I used half the butter to brown the spring onions, not too much, and diced the rest of it to mix with the beaten eggs and the grated cheese. I poured that mixture into the pan and started moving the egg mass around with a wooden spoon, at a very low heat. It takes a while to get anything to congeal, but eventually it does. The trick is not to get any of it hard, but to finish with a cooked sauce of almost creamy egg. Just before it was ready to serve, on or by toast, I added a teaspoonful of Dijon mustard and stirred that around.
The outcome was a tasty simple supper dish, not heavy on the tummy, but decently filling. The cheese added to the texture, while the mustard gave a pleasantly strong tang, not instantly recognisable, to the eggs.
I have developed a small cookbook of low-salt dishes over the years, and once thought of publishing it as Leaves from the No-Added-Salt Diner’s Cookbook. Perhaps it could be an e-book, available here. But if any reader would like to know of how to by-pass salt but still have a tasty dish, I will be happy to supply examples.
Don, as a sufferer of Meniere’s, I know the condition can go into remission for years sometimes, but it can return, sometimes worse than ever. It’s a devastating condition, and you can have an episode with very little warning, as you and your wife would know.
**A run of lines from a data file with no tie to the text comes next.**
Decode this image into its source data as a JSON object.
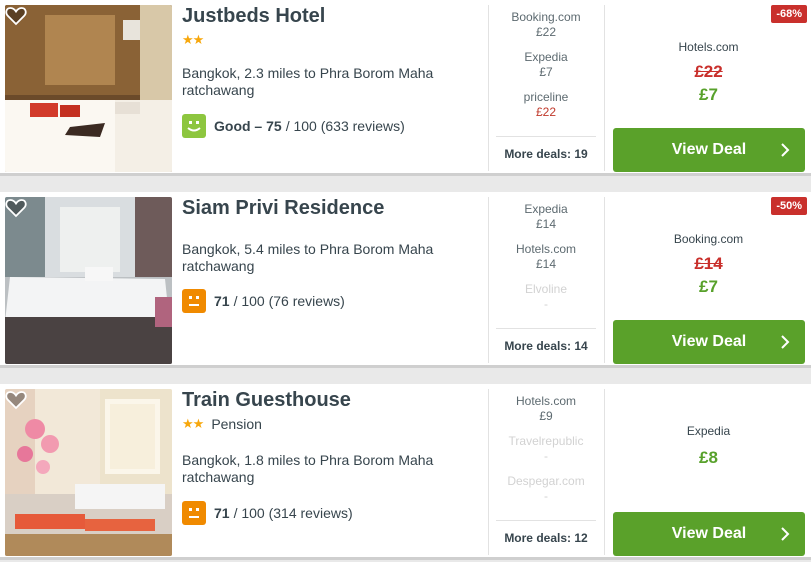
{
  "hotels": [
    {
      "name": "Justbeds Hotel",
      "stars": 2,
      "type": "",
      "location": "Bangkok, 2.3 miles to Phra Borom Maha ratchawang",
      "rating": {
        "label": "Good –",
        "score": "75",
        "rest": "/ 100 (633 reviews)",
        "face": "green"
      },
      "deals": [
        {
          "name": "Booking.com",
          "price": "£22",
          "style": "normal"
        },
        {
          "name": "Expedia",
          "price": "£7",
          "style": "normal"
        },
        {
          "name": "priceline",
          "price": "£22",
          "style": "red"
        }
      ],
      "more_deals": "More deals: 19",
      "discount": "-68%",
      "best": {
        "provider": "Hotels.com",
        "old_price": "£22",
        "price": "£7"
      },
      "button": "View Deal"
    },
    {
      "name": "Siam Privi Residence",
      "stars": 0,
      "type": "",
      "location": "Bangkok, 5.4 miles to Phra Borom Maha ratchawang",
      "rating": {
        "label": "",
        "score": "71",
        "rest": "/ 100 (76 reviews)",
        "face": "orange"
      },
      "deals": [
        {
          "name": "Expedia",
          "price": "£14",
          "style": "normal"
        },
        {
          "name": "Hotels.com",
          "price": "£14",
          "style": "normal"
        },
        {
          "name": "Elvoline",
          "price": "-",
          "style": "inactive"
        }
      ],
      "more_deals": "More deals: 14",
      "discount": "-50%",
      "best": {
        "provider": "Booking.com",
        "old_price": "£14",
        "price": "£7"
      },
      "button": "View Deal"
    },
    {
      "name": "Train Guesthouse",
      "stars": 2,
      "type": "Pension",
      "location": "Bangkok, 1.8 miles to Phra Borom Maha ratchawang",
      "rating": {
        "label": "",
        "score": "71",
        "rest": "/ 100 (314 reviews)",
        "face": "orange"
      },
      "deals": [
        {
          "name": "Hotels.com",
          "price": "£9",
          "style": "normal"
        },
        {
          "name": "Travelrepublic",
          "price": "-",
          "style": "inactive"
        },
        {
          "name": "Despegar.com",
          "price": "-",
          "style": "inactive"
        }
      ],
      "more_deals": "More deals: 12",
      "discount": "",
      "best": {
        "provider": "Expedia",
        "old_price": "",
        "price": "£8"
      },
      "button": "View Deal"
    }
  ],
  "icons": {
    "favorite": "heart-icon",
    "chevron": "chevron-right-icon",
    "rating_face": "smiley-face-icon"
  },
  "colors": {
    "accent_green": "#5aa12a",
    "discount_red": "#c9302c",
    "star": "#f7a70c"
  }
}
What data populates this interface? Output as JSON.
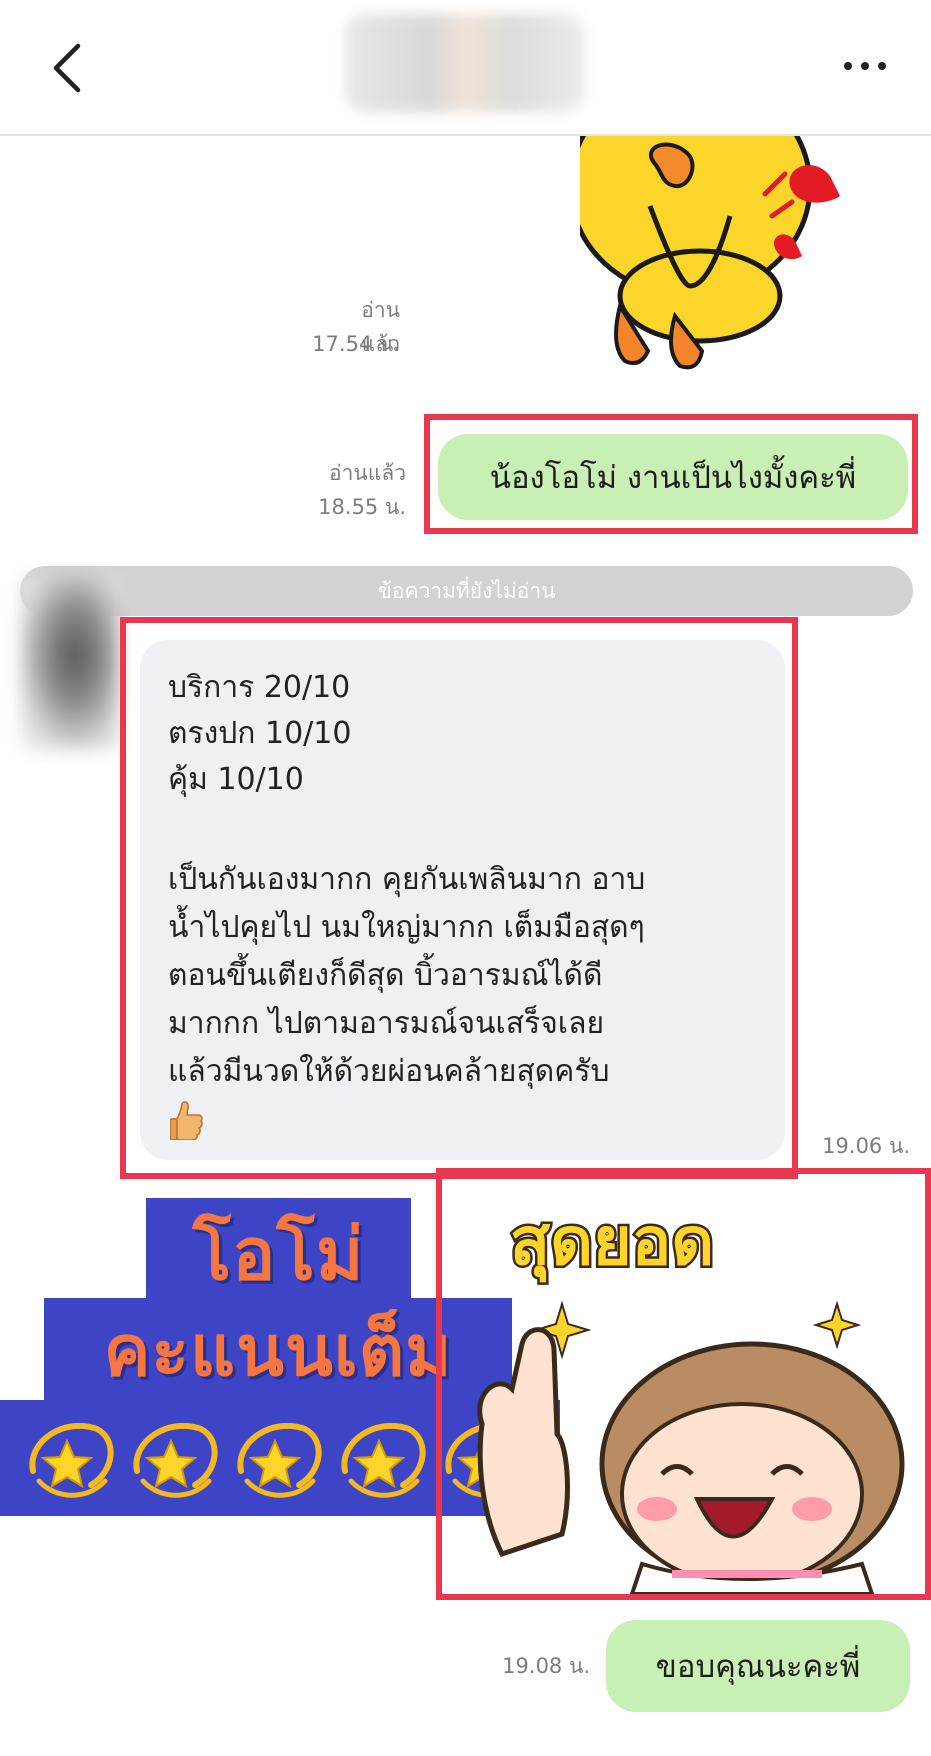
{
  "header": {
    "back_icon": "chevron-left-icon",
    "more_icon": "more-dots-icon"
  },
  "messages": {
    "sticker1": {
      "read_label": "อ่านแล้ว",
      "time": "17.54 น.",
      "sticker": "brown-sally-duck-heart-sticker"
    },
    "outgoing1": {
      "read_label": "อ่านแล้ว",
      "time": "18.55 น.",
      "text": "น้องโอโม่ งานเป็นไงมั้งคะพี่"
    },
    "unread_divider": "ข้อความที่ยังไม่อ่าน",
    "incoming1": {
      "lines": [
        "บริการ 20/10",
        "ตรงปก 10/10",
        "คุ้ม 10/10",
        "",
        "เป็นกันเองมากก คุยกันเพลินมาก อาบ",
        "น้ำไปคุยไป นมใหญ่มากก เต็มมือสุดๆ",
        "ตอนขึ้นเตียงก็ดีสุด บิ้วอารมณ์ได้ดี",
        "มากกก ไปตามอารมณ์จนเสร็จเลย",
        "แล้วมีนวดให้ด้วยผ่อนคล้ายสุดครับ"
      ],
      "emoji": "thumbs-up-icon",
      "time": "19.06 น."
    },
    "sticker2": {
      "caption": "สุดยอด",
      "sticker": "thumbs-up-girl-sticker"
    },
    "outgoing2": {
      "time": "19.08 น.",
      "text": "ขอบคุณนะคะพี่"
    }
  },
  "banner": {
    "line1": "โอโม่",
    "line2": "คะแนนเต็ม",
    "stars": 5,
    "star_icon": "dizzy-star-icon"
  },
  "colors": {
    "outgoing_bubble": "#c9f0b4",
    "incoming_bubble": "#eff0f3",
    "highlight": "#e8384f",
    "banner_bg": "#3d44c6",
    "banner_text": "#f57640"
  }
}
It returned a couple of years ago in my case, and I was prepared to have an operation to destroy the balance nerve (and hearing nerve as well) in my bad left ear. Fortunately my treatment was less dramatic, consisting of an injection into my left ear of gentamicin, an antibiotic that destroyed the balance in that ear, but not what was left of the hearing (not much left anyway). I haven’t had a Meniere’s episode since. My balance is now concentrated in my right ear, and works reasonably well.
One of the worst things about Meniere’s is the reluctance of even some specialists to diagnose it. I was sent by my ENT specialist to Dr Bill Gibson at RPA Camperdown, and he’s a top man in this area.
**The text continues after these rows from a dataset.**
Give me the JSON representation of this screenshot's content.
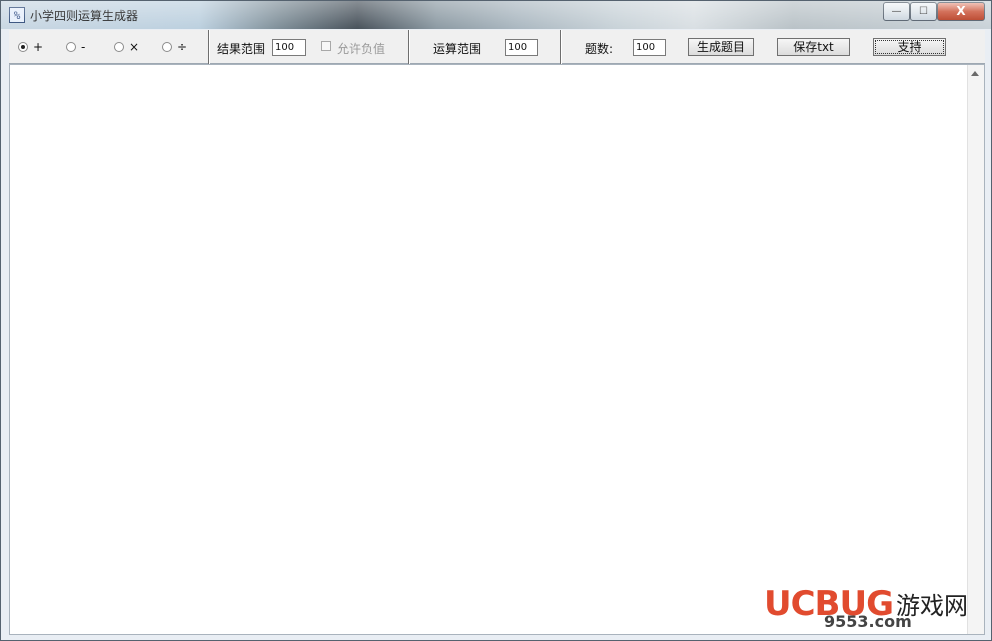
{
  "window": {
    "title": "小学四则运算生成器",
    "icon_glyph": "%",
    "controls": {
      "minimize": "—",
      "maximize": "☐",
      "close": "X"
    }
  },
  "toolbar": {
    "operators": [
      {
        "label": "+",
        "selected": true
      },
      {
        "label": "-",
        "selected": false
      },
      {
        "label": "×",
        "selected": false
      },
      {
        "label": "÷",
        "selected": false
      }
    ],
    "result_range_label": "结果范围",
    "result_range_value": "100",
    "allow_negative_label": "允许负值",
    "allow_negative_checked": false,
    "operand_range_label": "运算范围",
    "operand_range_value": "100",
    "count_label": "题数:",
    "count_value": "100",
    "generate_button": "生成题目",
    "save_button": "保存txt",
    "support_button": "支持"
  },
  "content": {
    "text": ""
  },
  "watermark": {
    "brand": "UCBUG",
    "cn": "游戏网",
    "sub": "9553.com"
  }
}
Of course Meniere’s affects each sufferer differently.
Yes, you are right in all respects, to the best of my knowledge. We regard Bill Gibson as the man to go to too. We haven’t resorted to gentamycin yet.
Hello Don,
I see you appear to have commented on my comment, but again it’s not accessible here.
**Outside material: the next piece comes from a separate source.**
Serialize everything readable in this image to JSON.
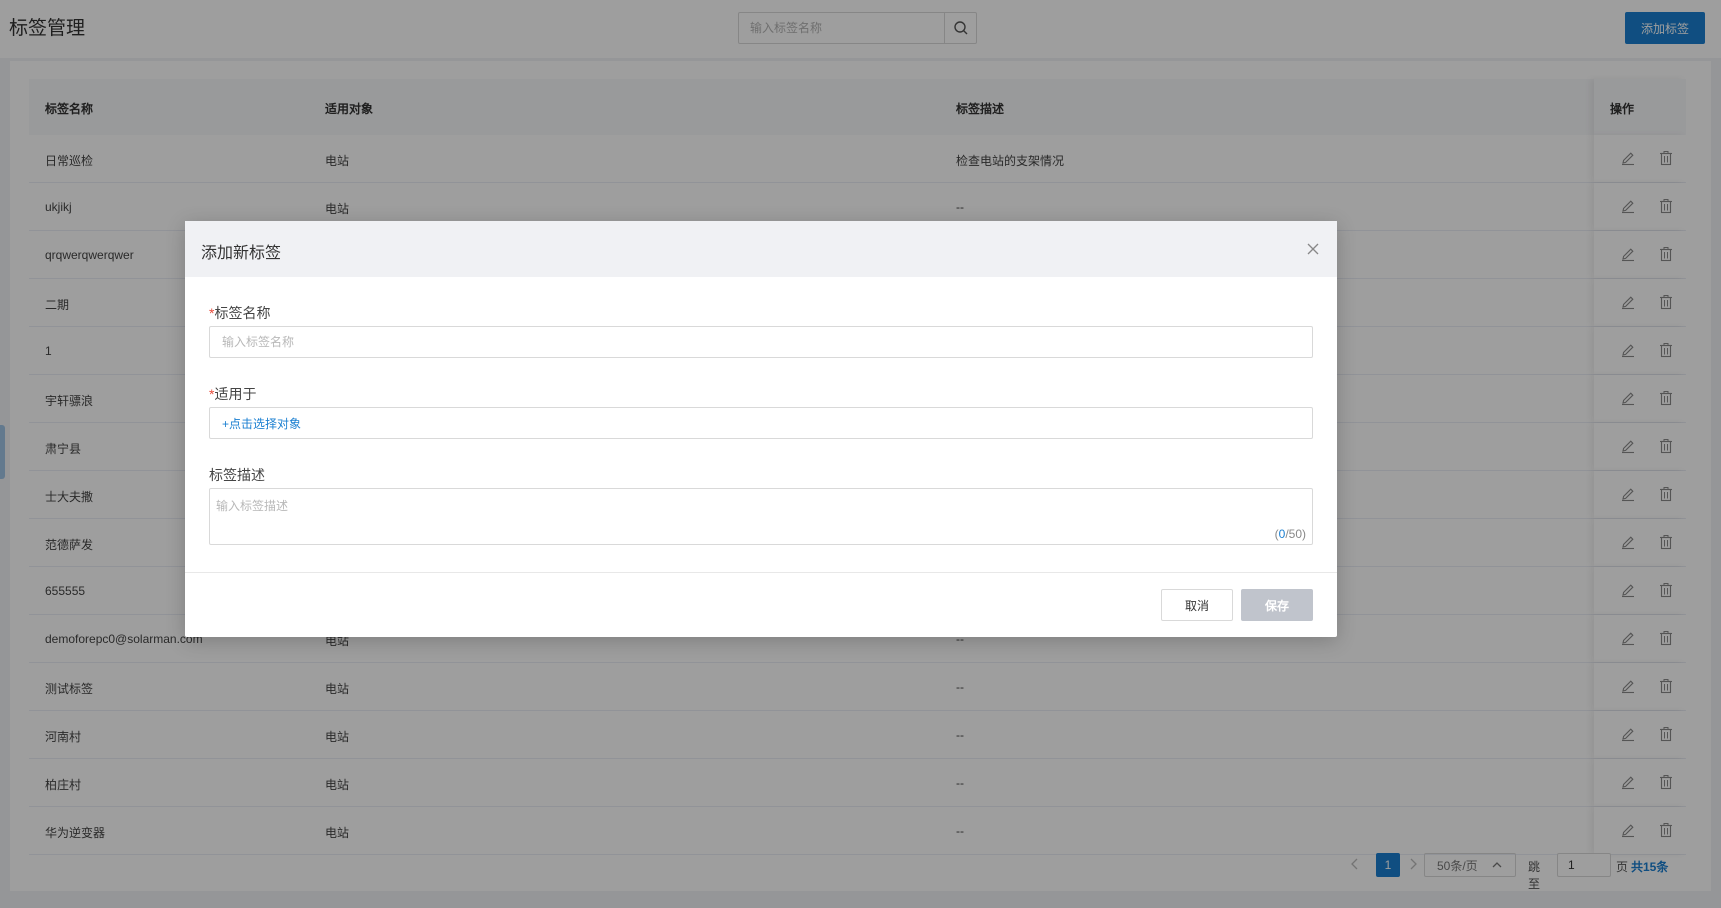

I don’t know why this happens. I posted it while on the Dashboard. It doesn’t seem sensible to have to do comments from outside, as it were, but if I don’t do it that way the comment I make doesn’t appear here. What I said went as follows:
‘Yes, you are right in all respects, to the best of my knowledge. We regard Bill Gibson as the man to go to too. We haven’t resorted to gentamycin yet.’